MAML is the modern, gradient-friendly formalization of that finding. The hierarchical Bayesian framing in Murphy 19.5 makes the inheritance explicit: the “thing being learned across tasks” is a prior over weights, which functions as the learning set.

It is worth pausing on the historical irony: the field of machine learning rediscovered, in 2017, a phenomenon that the field of cognitive science had named in 1949 and studied for decades. This is not unusual. Most of Chapter 19 has a similar shape.


4. Wrap

We have now used all seven sections of Murphy Chapter 19:

Section Strategy Where we used it
19.1 Data augmentation Block 2, time shift / channel dropout / noise / mixup
19.2 Transfer learning Blocks 2 and 3, EEGNet pretraining and frozen features
19.3 Semi-supervised Block 3, pseudo-labeling on subject 1
19.4 Active learning Block 5, uncertainty vs random acquisition
19.5 Meta-learning Block 5, small MAML demo
19.6 Few-shot Block 4, calibration curve
19.7 Weakly supervised Block 4, label smoothing under noise

Each one was a different way to make a deep model behave a little more like a learner that already had a brain before the data arrived. None of them are deep learning tricks in any deep sense. They are re-inventions, in a different vocabulary, of priors.

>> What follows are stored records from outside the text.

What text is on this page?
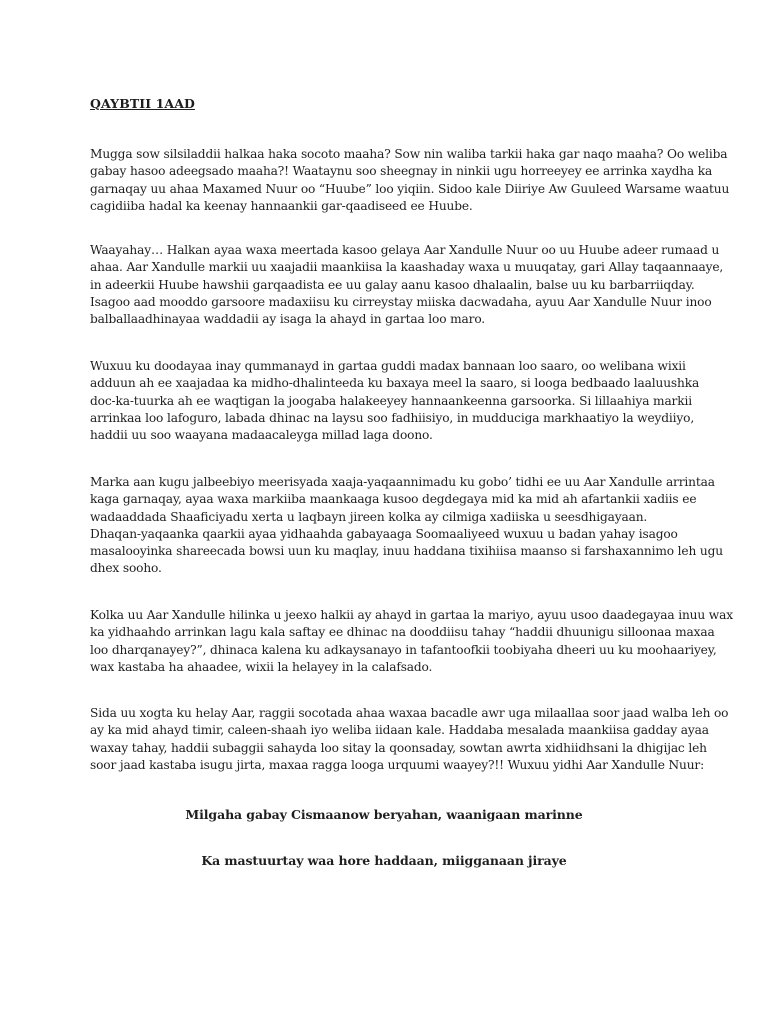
QAYBTII 1AAD
Mugga sow silsiladdii halkaa haka socoto maaha? Sow nin waliba tarkii haka gar naqo maaha? Oo weliba
gabay hasoo adeegsado maaha?! Waataynu soo sheegnay in ninkii ugu horreeyey ee arrinka xaydha ka
garnaqay uu ahaa Maxamed Nuur oo “Huube” loo yiqiin. Sidoo kale Diiriye Aw Guuleed Warsame waatuu
cagidiiba hadal ka keenay hannaankii gar-qaadiseed ee Huube.
Waayahay… Halkan ayaa waxa meertada kasoo gelaya Aar Xandulle Nuur oo uu Huube adeer rumaad u
ahaa. Aar Xandulle markii uu xaajadii maankiisa la kaashaday waxa u muuqatay, gari Allay taqaannaaye,
in adeerkii Huube hawshii garqaadista ee uu galay aanu kasoo dhalaalin, balse uu ku barbarriiqday.
Isagoo aad mooddo garsoore madaxiisu ku cirreystay miiska dacwadaha, ayuu Aar Xandulle Nuur inoo
balballaadhinayaa waddadii ay isaga la ahayd in gartaa loo maro.
Wuxuu ku doodayaa inay qummanayd in gartaa guddi madax bannaan loo saaro, oo welibana wixii
adduun ah ee xaajadaa ka midho-dhalinteeda ku baxaya meel la saaro, si looga bedbaado laaluushka
doc-ka-tuurka ah ee waqtigan la joogaba halakeeyey hannaankeenna garsoorka. Si lillaahiya markii
arrinkaa loo lafoguro, labada dhinac na laysu soo fadhiisiyo, in mudduciga markhaatiyo la weydiiyo,
haddii uu soo waayana madaacaleyga millad laga doono.
Marka aan kugu jalbeebiyo meerisyada xaaja-yaqaannimadu ku gobo’ tidhi ee uu Aar Xandulle arrintaa
kaga garnaqay, ayaa waxa markiiba maankaaga kusoo degdegaya mid ka mid ah afartankii xadiis ee
wadaaddada Shaaficiyadu xerta u laqbayn jireen kolka ay cilmiga xadiiska u seesdhigayaan.
Dhaqan-yaqaanka qaarkii ayaa yidhaahda gabayaaga Soomaaliyeed wuxuu u badan yahay isagoo
masalooyinka shareecada bowsi uun ku maqlay, inuu haddana tixihiisa maanso si farshaxannimo leh ugu
dhex sooho.
Kolka uu Aar Xandulle hilinka u jeexo halkii ay ahayd in gartaa la mariyo, ayuu usoo daadegayaa inuu wax
ka yidhaahdo arrinkan lagu kala saftay ee dhinac na dooddiisu tahay “haddii dhuunigu silloonaa maxaa
loo dharqanayey?”, dhinaca kalena ku adkaysanayo in tafantoofkii toobiyaha dheeri uu ku moohaariyey,
wax kastaba ha ahaadee, wixii la helayey in la calafsado.
Sida uu xogta ku helay Aar, raggii socotada ahaa waxaa bacadle awr uga milaallaa soor jaad walba leh oo
ay ka mid ahayd timir, caleen-shaah iyo weliba iidaan kale. Haddaba mesalada maankiisa gadday ayaa
waxay tahay, haddii subaggii sahayda loo sitay la qoonsaday, sowtan awrta xidhiidhsani la dhigijac leh
soor jaad kastaba isugu jirta, maxaa ragga looga urquumi waayey?!! Wuxuu yidhi Aar Xandulle Nuur:

Milgaha gabay Cismaanow beryahan, waanigaan marinne

Ka mastuurtay waa hore haddaan, miigganaan jiraye
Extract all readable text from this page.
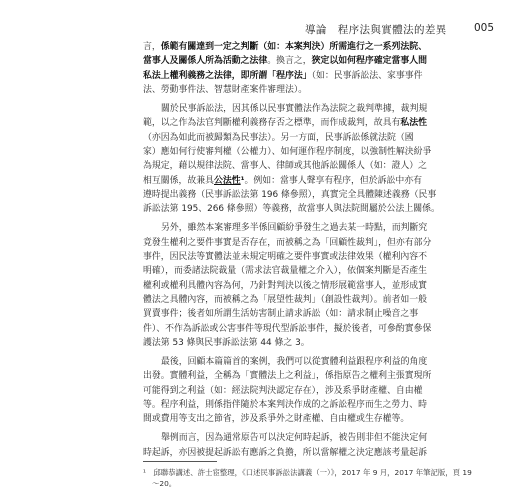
導論　程序法與實體法的差異	005
言，係範有關達到一定之判斷（如：本案判決）所需進行之一系列法院、
當事人及關係人所為活動之法律。換言之，狹定以如何程序確定當事人間
私法上權利義務之法律，即所謂「程序法」（如：民事訴訟法、家事事件
法、勞動事件法、智慧財產案件審理法）。
關於民事訴訟法，因其係以民事實體法作為法院之裁判準據，裁判規
範，以之作為法官判斷權利義務存否之標準，而作成裁判，故具有私法性
（亦因為如此而被歸類為民事法）。另一方面，民事訴訟係就法院（國
家）應如何行使審判權（公權力）、如何運作程序制度，以強制性解決紛爭
為規定，藉以規律法院、當事人、律師或其他訴訟關係人（如：證人）之
相互關係，故兼具公法性¹。例如：當事人聲享有程序，但於訴訟中亦有
遵時提出義務（民事訴訟法第 196 條參照），真實完全具體陳述義務（民事
訴訟法第 195、266 條參照）等義務，故當事人與法院間屬於公法上關係。
另外，雖然本案審理多半係回顧紛爭發生之過去某一時點，而判斷究
竟發生權利之要件事實是否存在，而被稱之為「回顧性裁判」，但亦有部分
事件，因民法等實體法並未規定明確之要件事實或法律效果（權利內容不
明確），而委諸法院裁量（需求法官裁量權之介入），依個案判斷是否產生
權利或權利具體內容為何，乃針對判決以後之情形展範當事人，並形成實
體法之具體內容，而被稱之為「展望性裁判」（創設性裁判）。前者如一般
買賣事件；後者如所謂生活妨害制止請求訴訟（如：請求制止噪音之事
件）、不作為訴訟或公害事件等現代型訴訟事件，擬於後者，可參酌實參保
護法第 53 條與民事訴訟法第 44 條之 3。
最後，回顧本篇篇首的案例，我們可以從實體利益跟程序利益的角度
出發。實體利益，全稱為「實體法上之利益」，係指原告之權利主張實現所
可能得到之利益（如：經法院判決認定存在），涉及系爭財產權、自由權
等。程序利益，則係指伴隨於本案判決作成的之訴訟程序而生之勞力、時
間或費用等支出之節省，涉及系爭外之財產權、自由權或生存權等。
舉例而言，因為通常原告可以決定何時起訴，被告則非但不能決定何
時起訴，亦因被提起訴訟有應訴之負擔，所以當解權之決定應該考量起訴
¹　邱聯恭講述、許士宦整理，《口述民事訴訟法講義（一）》，2017 年 9 月，2017 年筆記版，頁 19
～20。
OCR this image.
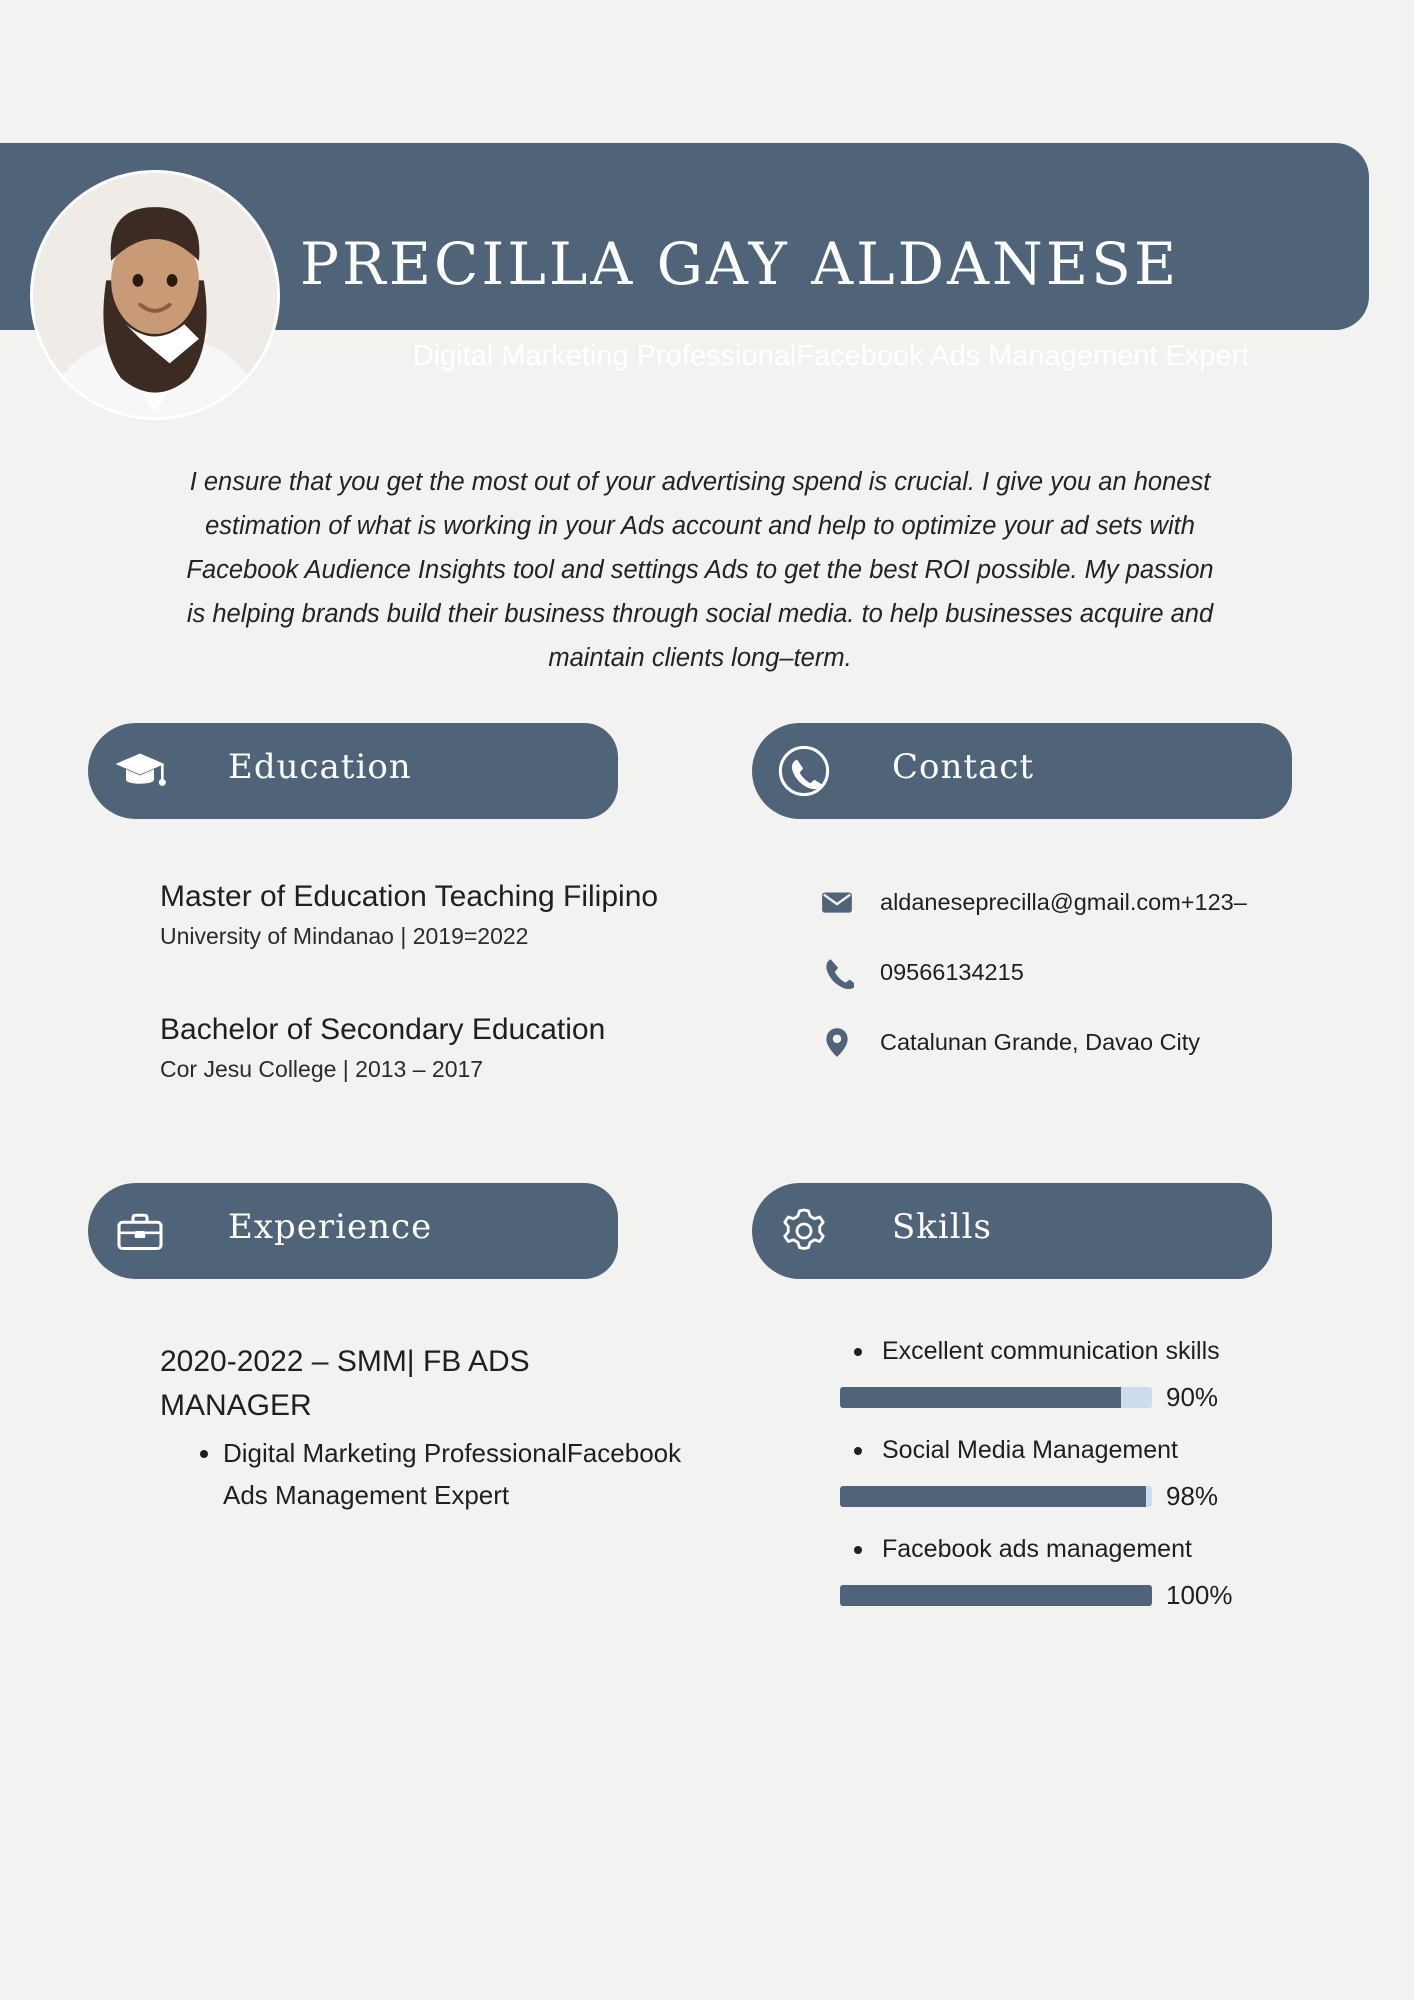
PRECILLA GAY ALDANESE
Digital Marketing ProfessionalFacebook Ads Management Expert
I ensure that you get the most out of your advertising spend is crucial. I give you an honest estimation of what is working in your Ads account and help to optimize your ad sets with Facebook Audience Insights tool and settings Ads to get the best ROI possible. My passion is helping brands build their business through social media. to help businesses acquire and maintain clients long–term.
Education	Contact
Master of Education Teaching Filipino
University of Mindanao | 2019=2022
Bachelor of Secondary Education
Cor Jesu College | 2013 – 2017
aldaneseprecilla@gmail.com+123–
09566134215
Catalunan Grande, Davao City
Experience	Skills
2020-2022 – SMM| FB ADS MANAGER
• Digital Marketing ProfessionalFacebook Ads Management Expert
Excellent communication skills
90%
Social Media Management
98%
Facebook ads management
100%
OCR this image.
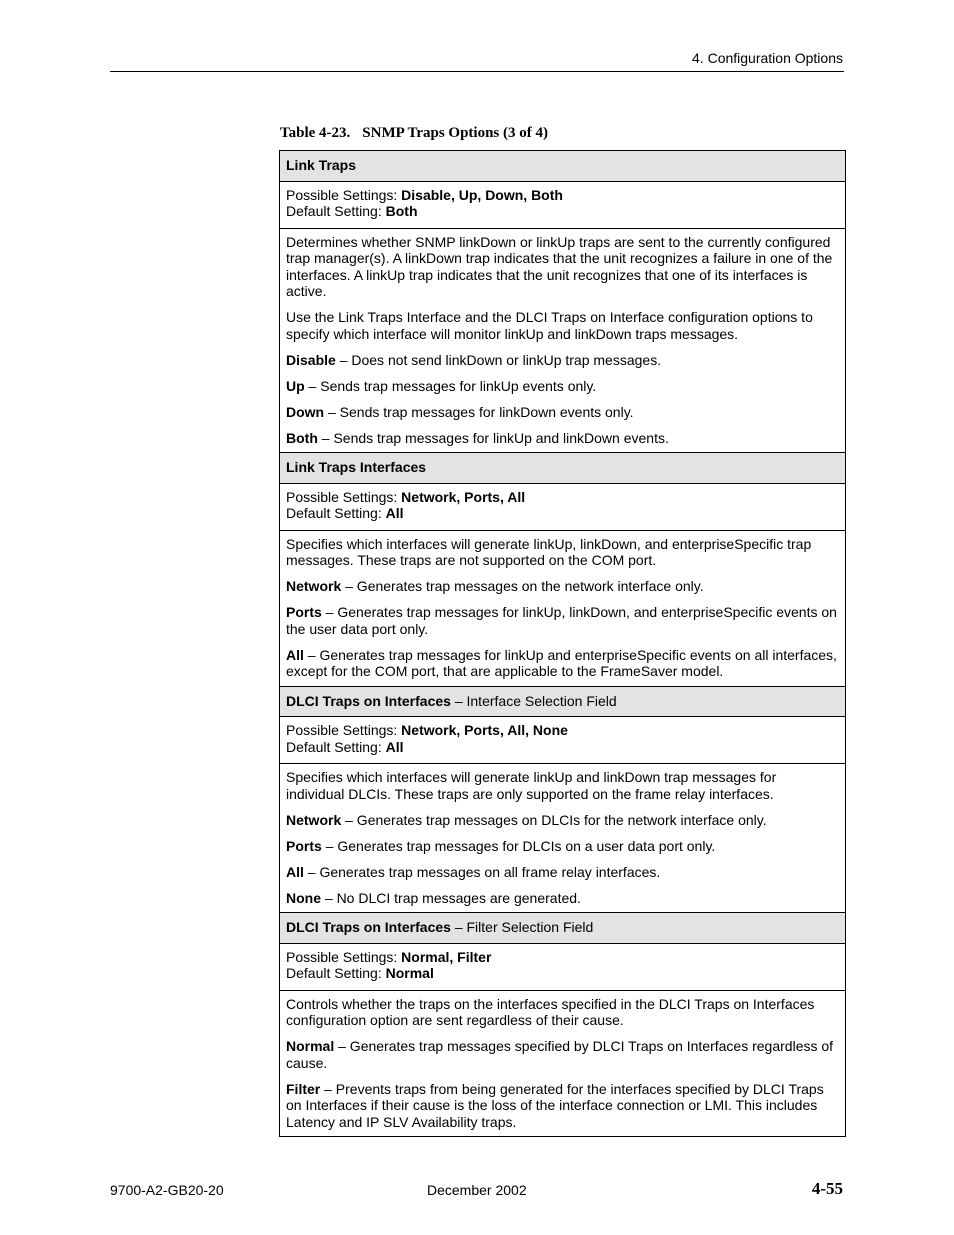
4. Configuration Options
Table 4-23. SNMP Traps Options (3 of 4)
Link Traps

Possible Settings: Disable, Up, Down, Both
Default Setting: Both

Determines whether SNMP linkDown or linkUp traps are sent to the currently configured trap manager(s). A linkDown trap indicates that the unit recognizes a failure in one of the interfaces. A linkUp trap indicates that the unit recognizes that one of its interfaces is active.

Use the Link Traps Interface and the DLCI Traps on Interface configuration options to specify which interface will monitor linkUp and linkDown traps messages.

Disable – Does not send linkDown or linkUp trap messages.

Up – Sends trap messages for linkUp events only.

Down – Sends trap messages for linkDown events only.

Both – Sends trap messages for linkUp and linkDown events.

Link Traps Interfaces

Possible Settings: Network, Ports, All
Default Setting: All

Specifies which interfaces will generate linkUp, linkDown, and enterpriseSpecific trap messages. These traps are not supported on the COM port.

Network – Generates trap messages on the network interface only.

Ports – Generates trap messages for linkUp, linkDown, and enterpriseSpecific events on the user data port only.

All – Generates trap messages for linkUp and enterpriseSpecific events on all interfaces, except for the COM port, that are applicable to the FrameSaver model.

DLCI Traps on Interfaces – Interface Selection Field

Possible Settings: Network, Ports, All, None
Default Setting: All

Specifies which interfaces will generate linkUp and linkDown trap messages for individual DLCIs. These traps are only supported on the frame relay interfaces.

Network – Generates trap messages on DLCIs for the network interface only.

Ports – Generates trap messages for DLCIs on a user data port only.

All – Generates trap messages on all frame relay interfaces.

None – No DLCI trap messages are generated.

DLCI Traps on Interfaces – Filter Selection Field

Possible Settings: Normal, Filter
Default Setting: Normal

Controls whether the traps on the interfaces specified in the DLCI Traps on Interfaces configuration option are sent regardless of their cause.

Normal – Generates trap messages specified by DLCI Traps on Interfaces regardless of cause.

Filter – Prevents traps from being generated for the interfaces specified by DLCI Traps on Interfaces if their cause is the loss of the interface connection or LMI. This includes Latency and IP SLV Availability traps.

9700-A2-GB20-20	December 2002	4-55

That is the cog-sci interpretation of Chapter 19. Whether you find it flattering depends on which department you started in.


5. Discussion

  1. Of the seven strategies we tried today, which one would you reach for first if a colleague handed you their PhD dataset of 30 EEG trials? Why?

  2. Several of the methods we tried (pseudo-labeling, MAML, augmentation) amplify whatever assumptions the model already had. When is that good?

  3. The cognitive analogs we invoked were sometimes loose. Pick one and argue that the analogy is misleading rather than helpful.


6. Block 5 takeaways

  • Active learning is just adaptive experimental design with a loss function.
  • Choosing what to label is often more useful than labeling more.
  • Meta-learning is the formal version of “learning to learn”, which cog sci has been studying since Harlow’s monkeys.
  • Chapter 19 is officially complete.